Mais en voilà assez au sujet des hommes. Maintenant, si tu veux bien, passons au feu et à ce larcin si amèrement reproché. Et d'abord, au nom des dieux, réponds-moi sans hésiter. Avons-nous perdu la moindre parcelle de ce feu, depuis qu'y est aux mains des hommes ? Tu ne saurais répondre : telle est, en effet, la nature de cette possession, qu'elle ne peut être diminuée par le partage ; le feu ne s'éteint pas en allumant un autre feu : c'est donc chez vous pure jalousie de ne pas permettre qu'on fasse part d'un bien à ceux qui en ont besoin, quand il n'en résulte pour vous aucun dommage. N'êtes-vous donc pas des dieux, et, par conséquent, des êtres bons, faiseurs de riches présents, étrangers à toute envie ? Et lors même que je vous aurais dérobé tout le feu, pour le porter sur la terre, sans vous en rien laisser, je ne vous aurais pas fait grand tort : vous n'en avez nul besoin, vous n'avez jamais froid, vous ne faites pas cuire l'ambroisie, et vous pouvez vous passer de lumière artificielle. Les hommes, au contraire, ont tout à fait besoin du feu, surtout pour les sacrifices, pour parfumer les rues de l'odeur des victimes, brûler l'encens et rôtir les cuisses sur les autels. Je vois même que vous ne vous plaisez pas mal à la fumée, et que c'est pour vous un délicieux régal, quand cette odeur monte vers le ciel avec la fumée qui s'élève en spirales. Vos reproches sont donc en contradiction complète avec vos goûts. Je m'étonne aussi que vous n'empêchiez pas le soleil de luire sur les hommes : son feu est bien plus divin, bien plus ardent. L'accuserez-vous aussi de vous avoir dérobé votre bien ? J'ai dit. Pour vous, Mercure et Vulcain, si vous trouvez quelque chose à reprendre, redressez, accusez, et moi je me justifierai encore.
MERCURE
Il n'est pas facile, Prométhée, de lutter avec un si vigoureux sophiste. Cependant félicite-toi de ce que Jupiter ne t'a pas entendu : je suis sûr qu'il aurait attaché sur toi seize vautours pour te déchirer les entrailles, tant tu as mis de violence à l'accuser, en paraissant te défendre. Mais je suis étonné qu'étant devin tu n'aies pas prévu le supplice que tu subis.
PROMÉTHÉE
Je le savais, Mercure, et je sais aussi que je dois être délivré : avant peu un Thébain, de tes amis, viendra ici et tuera à coups de flèches l'aigle dont tu m'annonces l'arrivée.
MERCURE
Puisse-t-il en être ainsi, Prométhée ! puissé-je te voir délivré, assis à table avec nous, pourvu seulement que tu ne fasses pas le partage des viandes !
PROMÉTHÉE
Sois tranquille, Mercure, je m'assiérai bientôt à votre table, et Jupiter me délivrera pour lui avoir procuré un bien grand bonheur.
MERCURE
Lequel ? Parle vite.
PROMÉTHÉE
Tu connais Thétis, n'est-ce pas, Mercure ? .... mais il ne faut rien dire ; mieux vaut garder mon secret, afin qu'il soit le prix et la rançon de ma délivrance.
MERCURE
Garde-le donc, Titan, si tu crois ce parti le meilleur. Pour nous, Vulcain, allons-nous-en ; voici l'aigle qui arrive. Du courage, Prométhée ! Je voudrais déjà voir paraître l'archer thébain, qui doit mettre fin aux cruelles morsures de cet oiseau.
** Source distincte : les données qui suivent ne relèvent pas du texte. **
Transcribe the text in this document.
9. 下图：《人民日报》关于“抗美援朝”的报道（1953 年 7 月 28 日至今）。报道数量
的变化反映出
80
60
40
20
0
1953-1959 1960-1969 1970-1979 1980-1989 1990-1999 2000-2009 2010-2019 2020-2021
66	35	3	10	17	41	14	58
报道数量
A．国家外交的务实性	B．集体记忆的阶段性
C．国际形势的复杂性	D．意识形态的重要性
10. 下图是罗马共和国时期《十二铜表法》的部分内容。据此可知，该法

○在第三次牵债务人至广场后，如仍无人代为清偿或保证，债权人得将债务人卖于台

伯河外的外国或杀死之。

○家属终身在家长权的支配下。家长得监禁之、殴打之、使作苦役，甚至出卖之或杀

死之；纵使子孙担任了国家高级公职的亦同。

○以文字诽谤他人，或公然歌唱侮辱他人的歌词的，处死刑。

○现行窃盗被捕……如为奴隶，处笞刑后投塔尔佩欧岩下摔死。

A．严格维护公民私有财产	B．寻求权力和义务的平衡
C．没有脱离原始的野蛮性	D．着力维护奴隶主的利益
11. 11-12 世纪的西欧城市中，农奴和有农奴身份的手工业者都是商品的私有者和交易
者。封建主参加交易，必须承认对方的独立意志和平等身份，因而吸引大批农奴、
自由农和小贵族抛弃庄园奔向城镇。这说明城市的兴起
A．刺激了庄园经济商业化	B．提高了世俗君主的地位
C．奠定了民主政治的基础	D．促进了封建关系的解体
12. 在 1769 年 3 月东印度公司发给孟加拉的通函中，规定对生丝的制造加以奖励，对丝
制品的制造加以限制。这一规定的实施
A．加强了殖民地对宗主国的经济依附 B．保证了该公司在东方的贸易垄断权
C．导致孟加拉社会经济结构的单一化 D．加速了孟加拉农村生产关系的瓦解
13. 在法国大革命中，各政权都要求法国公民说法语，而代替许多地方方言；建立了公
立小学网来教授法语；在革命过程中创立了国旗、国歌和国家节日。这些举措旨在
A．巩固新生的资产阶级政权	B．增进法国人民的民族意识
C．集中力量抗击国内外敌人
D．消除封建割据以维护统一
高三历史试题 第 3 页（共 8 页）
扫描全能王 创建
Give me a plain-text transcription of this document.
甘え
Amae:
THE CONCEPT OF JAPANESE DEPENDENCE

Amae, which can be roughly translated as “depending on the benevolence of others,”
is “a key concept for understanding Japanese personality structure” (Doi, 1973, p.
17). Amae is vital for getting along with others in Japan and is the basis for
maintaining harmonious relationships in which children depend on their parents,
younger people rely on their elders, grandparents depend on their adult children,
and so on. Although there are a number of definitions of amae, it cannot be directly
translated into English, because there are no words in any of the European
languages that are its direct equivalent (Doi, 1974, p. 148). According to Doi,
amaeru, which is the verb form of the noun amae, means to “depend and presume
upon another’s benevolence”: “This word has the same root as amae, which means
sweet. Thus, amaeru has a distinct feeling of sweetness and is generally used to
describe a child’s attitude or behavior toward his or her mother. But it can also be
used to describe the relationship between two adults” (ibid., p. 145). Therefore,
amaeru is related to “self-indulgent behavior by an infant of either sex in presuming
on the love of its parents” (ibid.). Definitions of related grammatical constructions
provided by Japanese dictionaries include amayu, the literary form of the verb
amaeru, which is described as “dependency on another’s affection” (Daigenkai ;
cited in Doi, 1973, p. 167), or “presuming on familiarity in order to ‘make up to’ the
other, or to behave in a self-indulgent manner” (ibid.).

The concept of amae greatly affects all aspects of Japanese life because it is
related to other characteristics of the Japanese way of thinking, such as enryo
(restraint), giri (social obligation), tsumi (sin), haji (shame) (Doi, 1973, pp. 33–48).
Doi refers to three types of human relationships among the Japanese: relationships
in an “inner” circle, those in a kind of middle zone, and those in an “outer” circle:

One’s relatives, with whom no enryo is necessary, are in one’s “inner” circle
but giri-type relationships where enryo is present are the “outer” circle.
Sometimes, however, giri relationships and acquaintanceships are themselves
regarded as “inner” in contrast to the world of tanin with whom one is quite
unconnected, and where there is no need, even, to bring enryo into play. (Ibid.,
PSEUDO-APOLLODORE (+200 ?), BIBLIOTHÈQUE
Livre I, 7, 1-2
1. Prométhée mélangea de l'eau et de la terre, et créa les hommes. Il leur donna ensuite le feu, qu'en cachette il déroba à Zeus, dans un roseau creux. Quand Zeus s'en aperçut, il ordonna à Héphaïstos de clouer le corps de Prométhée sur le mont Caucase, qui s'élève en Scythie. Prométhée resta ainsi enchaîné de très nombreuses années ; et chaque jour, un aigle fondait sur lui et dévorait son foie, qui, la nuit, repoussait. C'est de cette façon que Prométhée payait la faute d'avoir volé le feu, jusqu'au jour où Héraclès le libéra - mais nous reparlerons de cette histoire aux chapitres consacrés au héros.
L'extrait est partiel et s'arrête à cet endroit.